Fall in number of motorists caught under the influence of drink or drugs

A FALL IN THE number of drink or drug driving offences in the North East during the recent festive season has been welcomed by police.

Police recorded a fall of around 20% in the number of cases that required enforcement action when compared to the previous year.

There was a four-week national campaign that saw an increase in police activity on roads to ensure that those who thought it acceptable to drive under the influence were caught. A total of 567 were detected for drink and drug driving offences – down from 625 in 2016.

In the North East, officers detected 57 motorists for alleged drink/driving offences – last year 71 people were charged.

Road Policing Inspector Neil Morrison said: “It is naturally disappointing that the proportion of drink drivers detected nationally has increased, however from a local perspective it is somewhat reassuring to learn that the drink drive message does appear to be hitting home.

“In saying this one detection is one too many, and whilst this drop is welcomed it is still a huge disappointment to learn that for some drink driving remains acceptable behaviour.

“I can provide every assurance that drink or drug driving is not socially acceptable and should not be seen as such.
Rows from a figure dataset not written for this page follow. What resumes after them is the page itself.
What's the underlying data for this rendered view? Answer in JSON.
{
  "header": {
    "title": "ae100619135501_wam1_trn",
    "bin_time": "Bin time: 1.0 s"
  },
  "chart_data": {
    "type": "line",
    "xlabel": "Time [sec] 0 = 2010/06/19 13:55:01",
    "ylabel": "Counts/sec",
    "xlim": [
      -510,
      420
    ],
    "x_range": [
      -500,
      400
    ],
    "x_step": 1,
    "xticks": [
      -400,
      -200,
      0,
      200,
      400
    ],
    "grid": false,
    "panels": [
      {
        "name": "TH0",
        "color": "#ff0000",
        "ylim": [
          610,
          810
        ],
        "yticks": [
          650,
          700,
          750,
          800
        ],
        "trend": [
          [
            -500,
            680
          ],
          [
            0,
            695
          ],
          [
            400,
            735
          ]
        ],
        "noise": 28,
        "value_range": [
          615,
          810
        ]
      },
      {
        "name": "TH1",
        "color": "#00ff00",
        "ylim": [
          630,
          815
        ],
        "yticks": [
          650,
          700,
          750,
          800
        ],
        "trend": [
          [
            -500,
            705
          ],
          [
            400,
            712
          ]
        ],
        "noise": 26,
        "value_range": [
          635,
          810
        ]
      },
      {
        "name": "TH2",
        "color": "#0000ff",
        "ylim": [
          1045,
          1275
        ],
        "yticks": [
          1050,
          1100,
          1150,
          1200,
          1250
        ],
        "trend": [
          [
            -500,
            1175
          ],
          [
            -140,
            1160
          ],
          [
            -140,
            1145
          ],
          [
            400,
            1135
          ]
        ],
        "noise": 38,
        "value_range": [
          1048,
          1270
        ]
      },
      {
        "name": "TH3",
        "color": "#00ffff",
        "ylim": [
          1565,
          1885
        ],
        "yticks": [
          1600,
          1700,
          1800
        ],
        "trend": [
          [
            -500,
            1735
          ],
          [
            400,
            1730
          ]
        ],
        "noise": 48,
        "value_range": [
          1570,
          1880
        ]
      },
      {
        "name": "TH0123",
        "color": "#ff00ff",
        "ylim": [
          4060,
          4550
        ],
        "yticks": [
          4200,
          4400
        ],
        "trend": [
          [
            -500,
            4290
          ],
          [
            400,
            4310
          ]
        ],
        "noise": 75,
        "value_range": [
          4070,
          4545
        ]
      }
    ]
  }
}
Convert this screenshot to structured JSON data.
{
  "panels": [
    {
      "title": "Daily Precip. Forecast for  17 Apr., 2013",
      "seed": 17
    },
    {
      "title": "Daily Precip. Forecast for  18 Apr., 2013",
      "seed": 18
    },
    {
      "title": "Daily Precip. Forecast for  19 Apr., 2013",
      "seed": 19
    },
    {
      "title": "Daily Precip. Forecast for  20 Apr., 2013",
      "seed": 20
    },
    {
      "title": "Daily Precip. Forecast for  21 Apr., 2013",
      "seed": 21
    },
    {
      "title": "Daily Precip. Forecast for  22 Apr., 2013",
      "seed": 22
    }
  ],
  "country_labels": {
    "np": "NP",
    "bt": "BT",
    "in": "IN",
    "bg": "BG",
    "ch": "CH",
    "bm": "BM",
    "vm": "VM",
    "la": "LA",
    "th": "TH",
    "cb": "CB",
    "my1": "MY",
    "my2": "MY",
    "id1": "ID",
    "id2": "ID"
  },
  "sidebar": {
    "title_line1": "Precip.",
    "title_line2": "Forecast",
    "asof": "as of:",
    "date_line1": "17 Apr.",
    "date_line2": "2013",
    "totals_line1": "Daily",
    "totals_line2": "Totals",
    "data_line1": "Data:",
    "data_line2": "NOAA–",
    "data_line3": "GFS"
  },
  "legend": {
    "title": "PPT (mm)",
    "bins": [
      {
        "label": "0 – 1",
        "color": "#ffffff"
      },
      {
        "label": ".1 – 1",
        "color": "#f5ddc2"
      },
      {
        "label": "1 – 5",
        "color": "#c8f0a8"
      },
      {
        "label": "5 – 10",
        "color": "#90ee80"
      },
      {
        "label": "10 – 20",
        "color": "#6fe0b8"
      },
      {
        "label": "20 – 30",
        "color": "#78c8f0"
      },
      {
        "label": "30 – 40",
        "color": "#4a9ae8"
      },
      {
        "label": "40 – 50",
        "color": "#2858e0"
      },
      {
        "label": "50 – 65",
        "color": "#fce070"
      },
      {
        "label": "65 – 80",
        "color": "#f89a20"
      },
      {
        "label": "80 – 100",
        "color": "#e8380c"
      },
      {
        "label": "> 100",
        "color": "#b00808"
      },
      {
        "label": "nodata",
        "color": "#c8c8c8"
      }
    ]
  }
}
Police Scotland is fully committed to tackling this inconsiderate, anti-social and potential life changing behaviour and will continue to enforce the drink drive legislation across the region on a daily basis.”

Those who fail drink/drug drive tests can face a minimum 12 month driving ban, a criminal record for a lengthy period and a substantial fine.

Inspector Morrison added: “A number of those detected were notified to us as a result of information we had received from concerned members of the public and I would like to take this opportunity to thank those who took the time to phone and report alleged drink drivers and would encourage this practice to continue.

“Road safety is everyone’s responsibility and the information we receive, anonymously or otherwise, greatly assists us in being able to identify and tackle this issue head on.”